Since Joe Biden was declared the winner of the presidential election in early November, Iranian officials up to and including the Supreme Leader have been explicit in their willingness to rejoin the JCPOA, also known as the Iran Deal, should Biden first recommit the United Stares to upholding its obligations under the agreement. Implicit in these statements is an acknowledgment of the differences Tehran sees between Biden and Trump. While they don’t exactly trust the incoming administration, there is at least a recognition that Biden will be easier to work with than Trump was.

Considering Iran’s strategic position, it seems unlikely that Iran will be the one to start a shooting war in the next couple of weeks.

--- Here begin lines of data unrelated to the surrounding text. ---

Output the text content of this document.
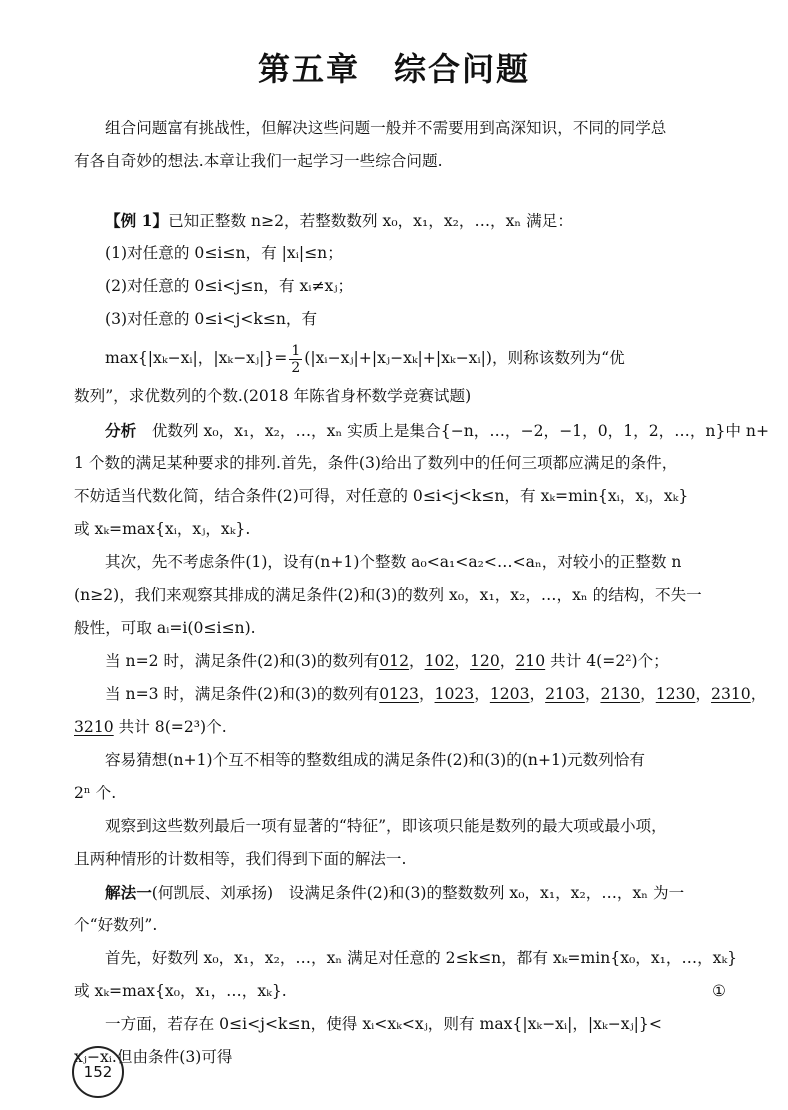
第五章　综合问题
组合问题富有挑战性，但解决这些问题一般并不需要用到高深知识，不同的同学总
有各自奇妙的想法.本章让我们一起学习一些综合问题.
【例 1】已知正整数 n≥2，若整数数列 x₀，x₁，x₂，…，xₙ 满足：
(1)对任意的 0≤i≤n，有 |xᵢ|≤n；
(2)对任意的 0≤i<j≤n，有 xᵢ≠xⱼ；
(3)对任意的 0≤i<j<k≤n，有
max{|xₖ−xᵢ|，|xₖ−xⱼ|}= $\frac{1}{2}$ (|xᵢ−xⱼ|+|xⱼ−xₖ|+|xₖ−xᵢ|)，则称该数列为“优
数列”，求优数列的个数.(2018 年陈省身杯数学竞赛试题)
分析　 优数列 x₀，x₁，x₂，…，xₙ 实质上是集合{−n，…，−2，−1，0，1，2，…，n}中 n+
1 个数的满足某种要求的排列.首先，条件(3)给出了数列中的任何三项都应满足的条件，
不妨适当代数化简，结合条件(2)可得，对任意的 0≤i<j<k≤n，有 xₖ=min{xᵢ，xⱼ，xₖ}
或 xₖ=max{xᵢ，xⱼ，xₖ}.
其次，先不考虑条件(1)，设有(n+1)个整数 a₀<a₁<a₂<…<aₙ，对较小的正整数 n
(n≥2)，我们来观察其排成的满足条件(2)和(3)的数列 x₀，x₁，x₂，…，xₙ 的结构，不失一
般性，可取 aᵢ=i(0≤i≤n).
当 n=2 时，满足条件(2)和(3)的数列有012，102，120，210 共计 4(=2²)个；
当 n=3 时，满足条件(2)和(3)的数列有0123，1023，1203，2103，2130，1230，2310，
3210 共计 8(=2³)个.
容易猜想(n+1)个互不相等的整数组成的满足条件(2)和(3)的(n+1)元数列恰有
2ⁿ 个.
观察到这些数列最后一项有显著的“特征”，即该项只能是数列的最大项或最小项，
且两种情形的计数相等，我们得到下面的解法一.
解法一(何凯辰、刘承扬)　 设满足条件(2)和(3)的整数数列 x₀，x₁，x₂，…，xₙ 为一
个“好数列”.
首先，好数列 x₀，x₁，x₂，…，xₙ 满足对任意的 2≤k≤n，都有 xₖ=min{x₀，x₁，…，xₖ}
或 xₖ=max{x₀，x₁，…，xₖ}.	①
一方面，若存在 0≤i<j<k≤n，使得 xᵢ<xₖ<xⱼ，则有 max{|xₖ−xᵢ|，|xₖ−xⱼ|}<
xⱼ−xᵢ.但由条件(3)可得
152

To date, there has still not been any apparent retaliation for the allegedly Israeli-led assassination of Mohsen Fakhrizadeh, Iran’s top nuclear scientist, on November 27. Despite Iranian avowals of revenge, that retribution is unlikely to materialize, if it ever does, before January 20, lest they disrupt the already tenuous transfer of power currently underway in the United States.

Instead, all eyes should be on what Trump does in his final fortnight and a half in office. As he lashes out in an ongoing attempt to cling to power and salt the earth for his replacement, igniting an international firestorm may seem like a viable, even attractive, option. So if any American defense officials are still out there searching for fresh threat streams, they may want to start looking in their own backyard.